As Almond Finance works through emerging challenges to improve financial services access with our local team in Myanmar, the topic of trust arises regularly – trust in political leadership, government services, infrastructure, and data privacy. Bank closures, internet outages, and a new cybersecurity bill outwardly condemned by Myanmar telecommunications giant Telenor, is shaking trust in these systems.
Along with endless other events across history, the coup reminds us a couple things about trust: power can’t force it; money can’t buy it.
Although Almond is developing a platform to enable safe, secure, and unimpeded flows of money and financial services across providers and borders, we are, first and always, in the business of building and protecting trust.
The integrity of digital technology and confidence of its users must be a priority for institutions working to extend financial access and health to the 1.7B unbanked people worldwide.

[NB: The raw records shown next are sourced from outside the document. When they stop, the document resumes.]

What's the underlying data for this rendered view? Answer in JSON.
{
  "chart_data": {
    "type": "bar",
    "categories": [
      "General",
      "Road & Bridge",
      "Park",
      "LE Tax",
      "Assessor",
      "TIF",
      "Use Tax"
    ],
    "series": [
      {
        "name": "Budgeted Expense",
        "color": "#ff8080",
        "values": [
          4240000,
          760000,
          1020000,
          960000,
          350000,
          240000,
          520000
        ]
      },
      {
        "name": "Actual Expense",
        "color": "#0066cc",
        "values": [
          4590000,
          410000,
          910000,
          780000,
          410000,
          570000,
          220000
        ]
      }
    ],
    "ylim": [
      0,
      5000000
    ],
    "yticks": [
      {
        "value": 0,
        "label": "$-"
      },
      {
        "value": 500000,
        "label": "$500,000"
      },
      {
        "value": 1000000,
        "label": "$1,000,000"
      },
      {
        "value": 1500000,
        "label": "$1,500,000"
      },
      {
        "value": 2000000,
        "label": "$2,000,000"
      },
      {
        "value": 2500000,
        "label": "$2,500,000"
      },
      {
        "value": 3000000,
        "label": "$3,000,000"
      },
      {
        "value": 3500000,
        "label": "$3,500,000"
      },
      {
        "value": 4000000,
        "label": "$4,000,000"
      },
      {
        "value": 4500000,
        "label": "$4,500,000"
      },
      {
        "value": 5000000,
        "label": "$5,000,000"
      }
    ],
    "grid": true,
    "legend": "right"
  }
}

However, the isolation and segregation of financial networks has fragmented exchanges and handicapped their resiliency to social, political, and economic instability by erecting walls between users, providers and countries. Almond has recognized the importance of interoperability and is reimagining a distributed system of trust that compounds the value and strength of all stakeholders across regional ecosystems.
Nonetheless, for the foreseeable future, trust will remain about more than the systems, servers, wallets and exchanges – it’ll be about the people behind them. Protecting that trust is a responsibility the Almond team accepts.
Adam Swartzbaugh is a 2021 PKG Fellow and current graduate student at MIT and Harvard.